Creative resourcing: This category of questions challenges the employee to identify new resources that could be brought to bear. This is similar to the traditional "available resources" category above, but it pushes the employee to do more in-depth thinking. "We can't go lower on the ticket price, so what can we offer that would add value without costing us much?" "What coach outside of your own sport might be able to help you?"

Unique contribution: Ask a question that directs the staff member to find a solution that works toward using her strengths. "You have terrific skills in X. How does your experience suggest we should move forward?" "What solution would best take advantage of your expertise in communication?" "Which ideas are most consistent with your values?" All of these affirm and validate the experience and judgment of the employee, and send the powerful message that she is uniquely capable of providing the solution.

Challenging limitations: Together, list the rules and assumptions that you've made about the situation. Go down the list, one by one, and question them. Be a devil's advocate. "Who says that this can't be changed?" "What assumptions can be eliminated?" "What rules can be broken?" This isn't an argument for random abandonment of reasonable rules. However, if the specific problem provides an opportunity to eliminate unnecessary restrictions, there may be real benefits to changing things.

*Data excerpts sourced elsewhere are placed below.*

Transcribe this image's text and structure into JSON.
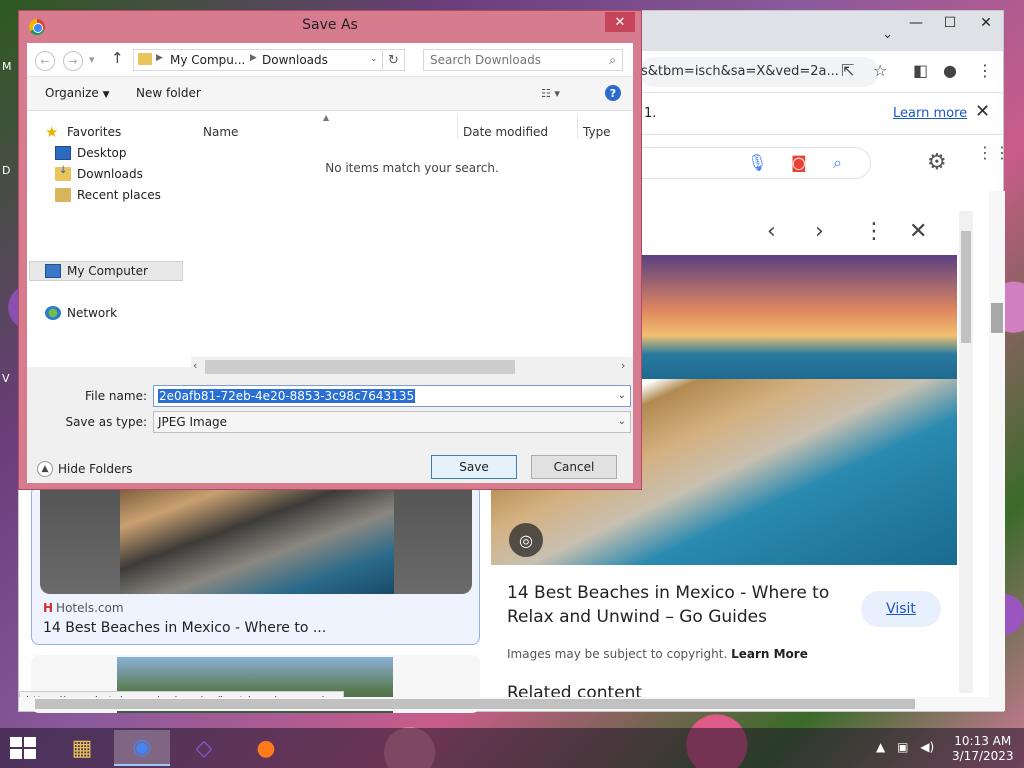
{
  "browser": {
    "omnibox_text": "s&tbm=isch&sa=X&ved=2a...",
    "info_text": "1.",
    "learn_more": "Learn more",
    "status_url": "https://www.hotels.com/go/mexico/best-beaches-mexico"
  },
  "results": {
    "left": {
      "source": "Hotels.com",
      "title": "14 Best Beaches in Mexico - Where to ..."
    },
    "preview": {
      "title": "14 Best Beaches in Mexico - Where to Relax and Unwind – Go Guides",
      "visit_label": "Visit",
      "copyright_text": "Images may be subject to copyright.",
      "copyright_link": "Learn More",
      "related_heading": "Related content"
    }
  },
  "dialog": {
    "title": "Save As",
    "breadcrumb": [
      "My Compu...",
      "Downloads"
    ],
    "search_placeholder": "Search Downloads",
    "toolbar": {
      "organize": "Organize",
      "new_folder": "New folder"
    },
    "tree": {
      "favorites": "Favorites",
      "desktop": "Desktop",
      "downloads": "Downloads",
      "recent": "Recent places",
      "my_computer": "My Computer",
      "network": "Network"
    },
    "columns": {
      "name": "Name",
      "date_modified": "Date modified",
      "type": "Type"
    },
    "empty_message": "No items match your search.",
    "file_name_label": "File name:",
    "file_name_value": "2e0afb81-72eb-4e20-8853-3c98c7643135",
    "save_type_label": "Save as type:",
    "save_type_value": "JPEG Image",
    "hide_folders": "Hide Folders",
    "save_button": "Save",
    "cancel_button": "Cancel"
  },
  "taskbar": {
    "time": "10:13 AM",
    "date": "3/17/2023"
  }
}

Artful questions stimulate a creative thinking process and a dialog. Rather than a one-sided data gathering process that allows the "expert" athletic director to decide what should happen, artful questions challenge the employee to think and take ownership. As a result, the employee will be more able to problem-solve the next time, there is less dependence on you as the athletic director, and often more creative and effective solutions are found.

Before You Start
Two words of caution. First, not every problem lends itself to this approach. For example, if an employee, on his first day on the job, needs to know how to turn the computer on, it will be more appropriate to show him the switch than to ask "Who might be able to tell you where the manual is?" It takes some discernment from a supervisor to decide if a particular problem is really an opportunity for asking artful questions, or whether it might be better to simply provide an answer and get on with it. The nature of the problem, the capability of the employee, and the urgency all factor into the decision.

Second, when employees are used to getting simple answers, to be suddenly asked challenging questions can be confusing. In order to not appear "gamey," it is important for the manager to give the employee context. Let him know that you're asking questions in order to give him more responsibility and support his learning.

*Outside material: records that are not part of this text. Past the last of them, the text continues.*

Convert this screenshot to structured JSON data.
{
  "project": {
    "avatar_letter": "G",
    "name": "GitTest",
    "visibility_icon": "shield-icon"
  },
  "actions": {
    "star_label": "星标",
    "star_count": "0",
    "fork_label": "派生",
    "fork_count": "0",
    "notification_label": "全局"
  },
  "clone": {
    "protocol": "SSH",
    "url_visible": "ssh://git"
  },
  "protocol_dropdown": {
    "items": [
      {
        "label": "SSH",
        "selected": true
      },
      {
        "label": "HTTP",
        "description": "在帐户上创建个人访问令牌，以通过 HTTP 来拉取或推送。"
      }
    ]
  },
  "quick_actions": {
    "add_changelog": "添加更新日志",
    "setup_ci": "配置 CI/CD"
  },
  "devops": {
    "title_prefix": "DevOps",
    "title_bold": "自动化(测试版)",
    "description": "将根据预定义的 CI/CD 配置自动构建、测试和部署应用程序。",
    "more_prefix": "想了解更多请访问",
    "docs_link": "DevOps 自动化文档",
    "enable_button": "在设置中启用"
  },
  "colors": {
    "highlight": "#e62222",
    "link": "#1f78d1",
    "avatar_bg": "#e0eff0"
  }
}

It may be useful to say, "Let's try something a little different. I'm not sure what the best solution is. I have confidence in your capability. Let's try some questions that will help us come up with a great solution to this." Providing a little context will do much to enroll the employee in a process that changes how you work together in subtle but significant ways.

The bottom line? Far too many supervisors and managers create a subtle dependency and keep themselves in the driver's seat when they could be helping their employees to take more responsibility in solving problems. Using artful questions to challenge and intrigue employees will help them become more capable, resourceful, and creative.